Hibernation is characterized by an intense focus on hobbies and home-bound activities and an uptick in conversations with myself about myself. I do not do many productive things when I am hibernating. My brain is taking its time in absorbing a change in situation or world-view.
Sometimes I think that I am an intelligent person, but even if I am I have to acknowledge that I am a very slow thinker. This is why I am sometimes funny while I'm writing but am never funny in person (I can never quite keep up with what's going on around me, so banter eludes me) and why I have a six-to-eight-month turnover period whenever something in my life changes.

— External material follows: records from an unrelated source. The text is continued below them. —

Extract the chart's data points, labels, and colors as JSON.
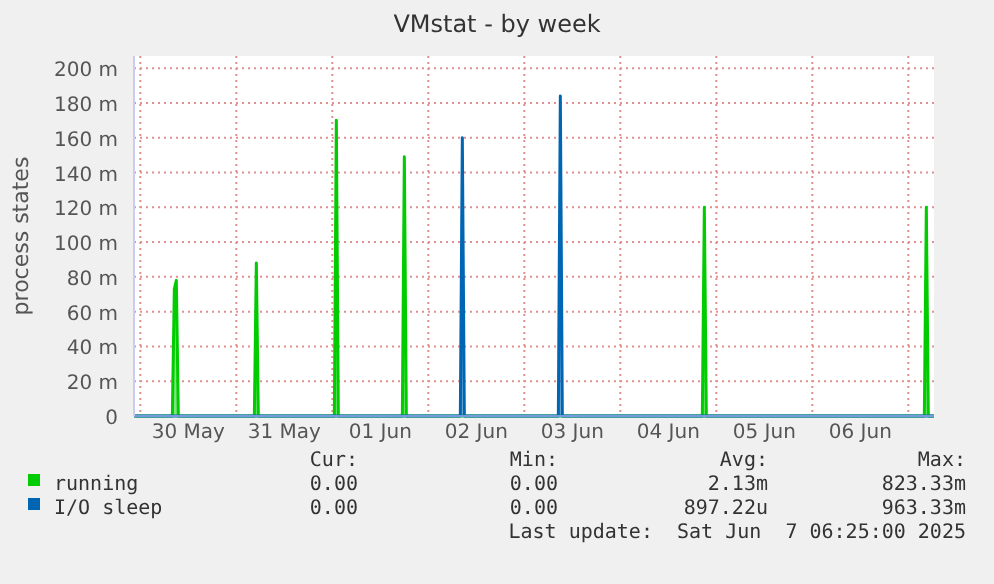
{
  "chart_data": {
    "type": "area",
    "title": "VMstat - by week",
    "ylabel": "process states",
    "xlim": [
      "2025-05-29T22:25",
      "2025-06-07T06:25"
    ],
    "xticks": [
      {
        "value": "2025-05-30T00:00",
        "label": null
      },
      {
        "value": "2025-05-30T12:00",
        "label": "30 May"
      },
      {
        "value": "2025-05-31T00:00",
        "label": null
      },
      {
        "value": "2025-05-31T12:00",
        "label": "31 May"
      },
      {
        "value": "2025-06-01T00:00",
        "label": null
      },
      {
        "value": "2025-06-01T12:00",
        "label": "01 Jun"
      },
      {
        "value": "2025-06-02T00:00",
        "label": null
      },
      {
        "value": "2025-06-02T12:00",
        "label": "02 Jun"
      },
      {
        "value": "2025-06-03T00:00",
        "label": null
      },
      {
        "value": "2025-06-03T12:00",
        "label": "03 Jun"
      },
      {
        "value": "2025-06-04T00:00",
        "label": null
      },
      {
        "value": "2025-06-04T12:00",
        "label": "04 Jun"
      },
      {
        "value": "2025-06-05T00:00",
        "label": null
      },
      {
        "value": "2025-06-05T12:00",
        "label": "05 Jun"
      },
      {
        "value": "2025-06-06T00:00",
        "label": null
      },
      {
        "value": "2025-06-06T12:00",
        "label": "06 Jun"
      },
      {
        "value": "2025-06-07T00:00",
        "label": null
      }
    ],
    "ylim": [
      0,
      207
    ],
    "yticks": [
      0,
      {
        "value": 20,
        "label": "20 m"
      },
      {
        "value": 40,
        "label": "40 m"
      },
      {
        "value": 60,
        "label": "60 m"
      },
      {
        "value": 80,
        "label": "80 m"
      },
      {
        "value": 100,
        "label": "100 m"
      },
      {
        "value": 120,
        "label": "120 m"
      },
      {
        "value": 140,
        "label": "140 m"
      },
      {
        "value": 160,
        "label": "160 m"
      },
      {
        "value": 180,
        "label": "180 m"
      },
      {
        "value": 200,
        "label": "200 m"
      }
    ],
    "grid": true,
    "legend": "bottom",
    "series": [
      {
        "name": "running",
        "color": "#00cc00",
        "x": [
          "2025-05-29T22:30",
          "2025-05-30T08:00",
          "2025-05-30T08:30",
          "2025-05-30T09:00",
          "2025-05-30T09:30",
          "2025-05-31T04:30",
          "2025-05-31T05:00",
          "2025-05-31T05:30",
          "2025-06-01T00:30",
          "2025-06-01T01:00",
          "2025-06-01T01:30",
          "2025-06-01T17:30",
          "2025-06-01T18:00",
          "2025-06-01T18:30",
          "2025-06-04T20:30",
          "2025-06-04T21:00",
          "2025-06-04T21:30",
          "2025-06-07T04:00",
          "2025-06-07T04:30",
          "2025-06-07T05:00",
          "2025-06-07T06:25"
        ],
        "values": [
          0,
          0,
          73,
          78,
          0,
          0,
          88,
          0,
          0,
          170,
          0,
          0,
          149,
          0,
          0,
          120,
          0,
          0,
          120,
          0,
          0
        ]
      },
      {
        "name": "I/O sleep",
        "color": "#0066b3",
        "x": [
          "2025-05-29T22:30",
          "2025-06-02T08:00",
          "2025-06-02T08:30",
          "2025-06-02T09:00",
          "2025-06-03T08:30",
          "2025-06-03T09:00",
          "2025-06-03T09:30",
          "2025-06-07T06:25"
        ],
        "values": [
          0,
          0,
          160,
          0,
          0,
          184,
          0,
          0
        ]
      }
    ],
    "annotations": [
      "Cur:",
      "Min:",
      "Avg:",
      "Max:",
      "0.00",
      "0.00",
      "2.13m",
      "823.33m",
      "0.00",
      "0.00",
      "897.22u",
      "963.33m",
      "Last update:  Sat Jun  7 06:25:00 2025"
    ]
  }
}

So, obviously, I have been hibernating since I graduated. I sort of expected it, although I was hoping it would not last quite so long. And right now I am waking up. But the longer you hibernate the harder it is to wake up, and I am finding this wake-up period slow-going. I feel like every molecule in my body has been asleep for six months, and I must rouse each one individually.
For example, so far I seem to have woken up the part of myself that cleans my house. Still asleep: the part of myself that makes decisions about career paths.
But we're getting there.
Here are some important life lessons I've learned in the past few weeks of wake-up:
1. Own your shoes**
2. Do not be like the dude in Ikiru***
3. You are a soft and squishy human being, unlike Russians who lived through German occupation in WWII****
*The effects of Niki withdrawal?
**From an Arab folk tale about a guy who was such a miser he kept his old shoes for several decades, and everyone in his town made fun of him for how gross they were, so one day he decided to get rid of them. But every time he tried to get rid of them he would get himself into horrible trouble (he throws them out of a carriage and hits a pregnant woman in the head and she miscarries, so he gets thrown in jail; he throws them into a river and somehow clogs up a dam and floods a town, so he gets thrown in jail, etc.). The moral of the story is that there are some things about your personality you would do well to accept and learn to live with rather than trying to totally eliminate them.
***Totally the best movie I have ever watched
****Scott lent us City of Thieves, which was a really good book and also made me feel like a huge soft lump of flesh with a mushy brain in comparison to the characters.